Namun tidak ada yang tahu, apa arti mringisnya Jokowi. Yang jelas, Ernawan selaku pimpinan deklarasi dukungan menjelaskan, gelar tersebut bukan umpatan. Melainkan singkatan tertentu yang mengandung arti positif. Penghormatan kepada Jokowi.
Mengenai ramainya rumor kalau Jokowi akan berupaya menjabat presiden tiga periode, telah dibantah Jokowi sendiri. “Saya tegaskan, Saya tidak ada niat. Tidak berminat juga menjadi presiden tiga periode. Konstitusi mengamanatkan dua periode. Itu yang harus kita jaga bersama sama,” kata Jokowi dikutip CNNIndonesia, Senin (15/03/2021).

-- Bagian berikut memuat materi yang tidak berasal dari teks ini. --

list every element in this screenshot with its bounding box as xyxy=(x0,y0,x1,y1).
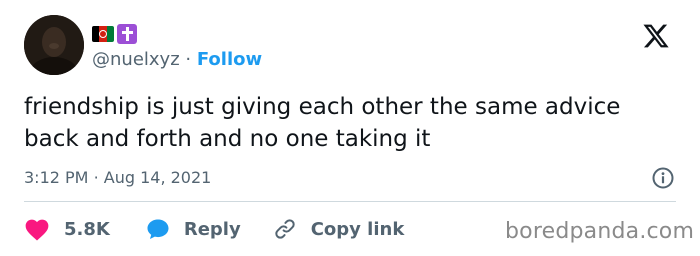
link-icon xyxy=(275,219,295,239)
divider xyxy=(24,201,676,202)
timestamp-separator: · xyxy=(93,168,99,187)
follow-button[interactable]: Follow xyxy=(197,49,262,70)
tweet-timestamp[interactable]: 3:12 PM · Aug 14, 2021 xyxy=(24,166,211,190)
tweet-card: @nuelxyz · Follow friendship is just giv… xyxy=(0,0,700,256)
tweet-date: Aug 14, 2021 xyxy=(103,168,212,187)
avatar-image xyxy=(24,15,84,75)
watermark: boredpanda.com xyxy=(505,219,695,244)
reply-button[interactable]: Reply xyxy=(146,217,241,241)
flag-icon-afghanistan xyxy=(92,26,114,42)
tweet-time: 3:12 PM xyxy=(24,168,89,187)
copy-link-label: Copy link xyxy=(310,218,405,240)
user-handle[interactable]: @nuelxyz xyxy=(92,49,180,70)
x-logo-icon[interactable] xyxy=(641,22,671,50)
copy-link-button[interactable]: Copy link xyxy=(273,217,405,241)
reply-label: Reply xyxy=(183,218,241,240)
info-icon[interactable] xyxy=(651,166,675,190)
heart-icon xyxy=(25,219,49,241)
like-count: 5.8K xyxy=(64,218,110,240)
latin-cross-icon xyxy=(117,24,137,44)
avatar[interactable] xyxy=(24,15,84,75)
like-button[interactable]: 5.8K xyxy=(24,217,110,241)
speech-bubble-icon xyxy=(147,219,169,239)
profile-badges xyxy=(92,24,137,44)
tweet-actions: 5.8K Reply Copy link xyxy=(24,216,404,242)
handle-separator: · xyxy=(185,49,192,70)
tweet-text: friendship is just giving each other the… xyxy=(24,94,621,152)
user-handle-row: @nuelxyz · Follow xyxy=(92,48,262,72)
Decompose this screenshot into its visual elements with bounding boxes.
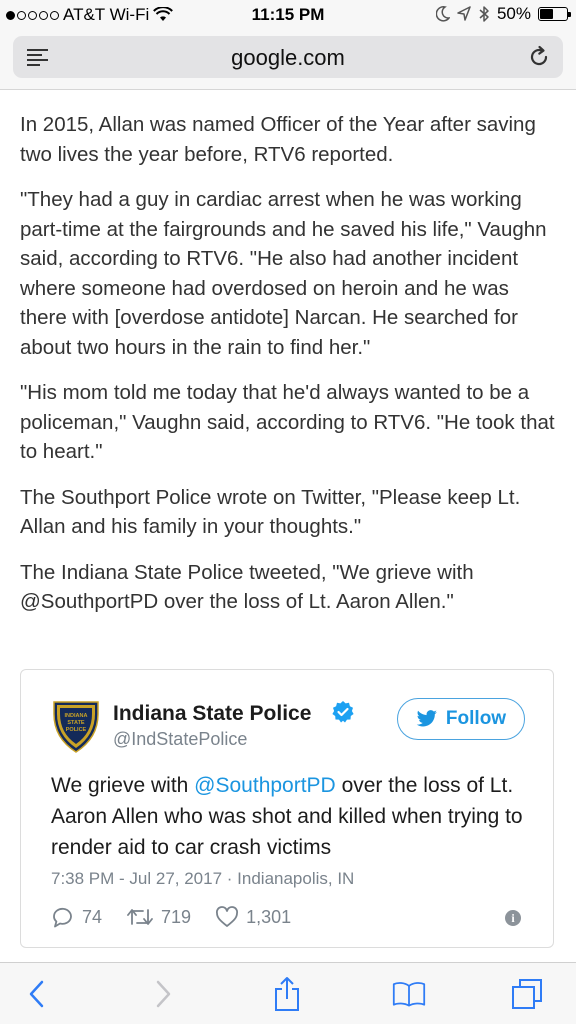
tabs-button[interactable] — [510, 977, 544, 1011]
tweet-mention-link[interactable]: @SouthportPD — [194, 774, 336, 797]
svg-text:STATE: STATE — [67, 720, 85, 726]
location-icon — [457, 6, 471, 21]
forward-icon — [156, 980, 171, 1008]
reload-icon[interactable] — [527, 45, 551, 69]
reply-action[interactable]: 74 — [51, 906, 102, 928]
tweet-author-name[interactable]: Indiana State Police — [113, 702, 311, 726]
status-bar: AT&T Wi-Fi 11:15 PM 50% — [0, 0, 576, 30]
share-icon — [275, 977, 299, 1011]
battery-icon — [538, 7, 571, 21]
article-paragraph: "His mom told me today that he'd always … — [20, 381, 555, 463]
tweet-actions: 74 719 1,301 — [51, 906, 315, 928]
info-icon[interactable]: i — [505, 910, 521, 926]
retweet-action[interactable]: 719 — [126, 907, 191, 928]
tweet-timestamp[interactable]: 7:38 PM - Jul 27, 2017 · Indianapolis, I… — [51, 869, 354, 889]
article-paragraph: "They had a guy in cardiac arrest when h… — [20, 188, 547, 359]
tweet-text: We grieve with @SouthportPD over the los… — [51, 770, 531, 863]
svg-text:POLICE: POLICE — [66, 727, 87, 733]
twitter-bird-icon — [416, 710, 437, 727]
back-icon — [29, 980, 44, 1008]
tweet-author-handle[interactable]: @IndStatePolice — [113, 729, 247, 750]
article-paragraph: The Southport Police wrote on Twitter, "… — [20, 485, 521, 539]
retweet-icon — [127, 909, 153, 925]
reply-count: 74 — [82, 906, 103, 927]
bookmarks-button[interactable] — [392, 977, 426, 1011]
bookmarks-icon — [392, 982, 426, 1007]
like-count: 1,301 — [246, 906, 292, 927]
status-right-group: 50% — [435, 4, 571, 24]
tweet-text-start: We grieve with — [51, 774, 195, 797]
article-paragraph: In 2015, Allan was named Officer of the … — [20, 113, 536, 166]
forward-button[interactable] — [146, 977, 180, 1011]
reply-icon — [53, 907, 72, 928]
verified-badge-icon — [332, 701, 354, 723]
address-bar[interactable]: google.com — [13, 36, 563, 78]
moon-icon — [435, 6, 450, 22]
share-button[interactable] — [270, 977, 304, 1011]
article-body: In 2015, Allan was named Officer of the … — [20, 110, 560, 633]
article-paragraph: The Indiana State Police tweeted, "We gr… — [20, 560, 474, 614]
browser-header: google.com — [0, 30, 576, 90]
battery-percent: 50% — [496, 4, 531, 23]
retweet-count: 719 — [161, 906, 192, 927]
follow-button[interactable]: Follow — [397, 698, 525, 740]
back-button[interactable] — [20, 977, 54, 1011]
like-action[interactable]: 1,301 — [215, 906, 291, 928]
bluetooth-icon — [479, 6, 489, 22]
tabs-icon — [512, 979, 542, 1009]
heart-icon — [216, 906, 239, 927]
svg-text:INDIANA: INDIANA — [65, 713, 88, 719]
url-text[interactable]: google.com — [13, 45, 563, 71]
follow-label: Follow — [445, 708, 507, 729]
indiana-state-police-logo: INDIANA STATE POLICE — [53, 701, 99, 753]
bottom-toolbar — [0, 962, 576, 1024]
embedded-tweet[interactable]: INDIANA STATE POLICE Indiana State Polic… — [20, 669, 554, 948]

Tetapi harap diingat. Itu kata Jokowi saat ini. Bukan untuk dua atau tiga tahun mendatang. Memang bisa saja lidah tak bertulang. Tak terbatas kata kata semata. “Tinggi gunung, seribu janji. Lain di bibir, lain di hati”, urai Bob Tutupoly dalam syair lagu lawas “Tinggi Gunung Seribu Janji”.

Nah, kemudian manakala Arek Suroboyo bertanya kepada Cak Jancuk dengan dialek Suroboyoan, boleh ya? Misalnya begini tanyanya, “Temen tah, Cak Jancuk omonganmu gak gelem njabat maneh? Lek sampek mbujuk, koen tak gantung nang Tugu Pahlawan yak opo?”.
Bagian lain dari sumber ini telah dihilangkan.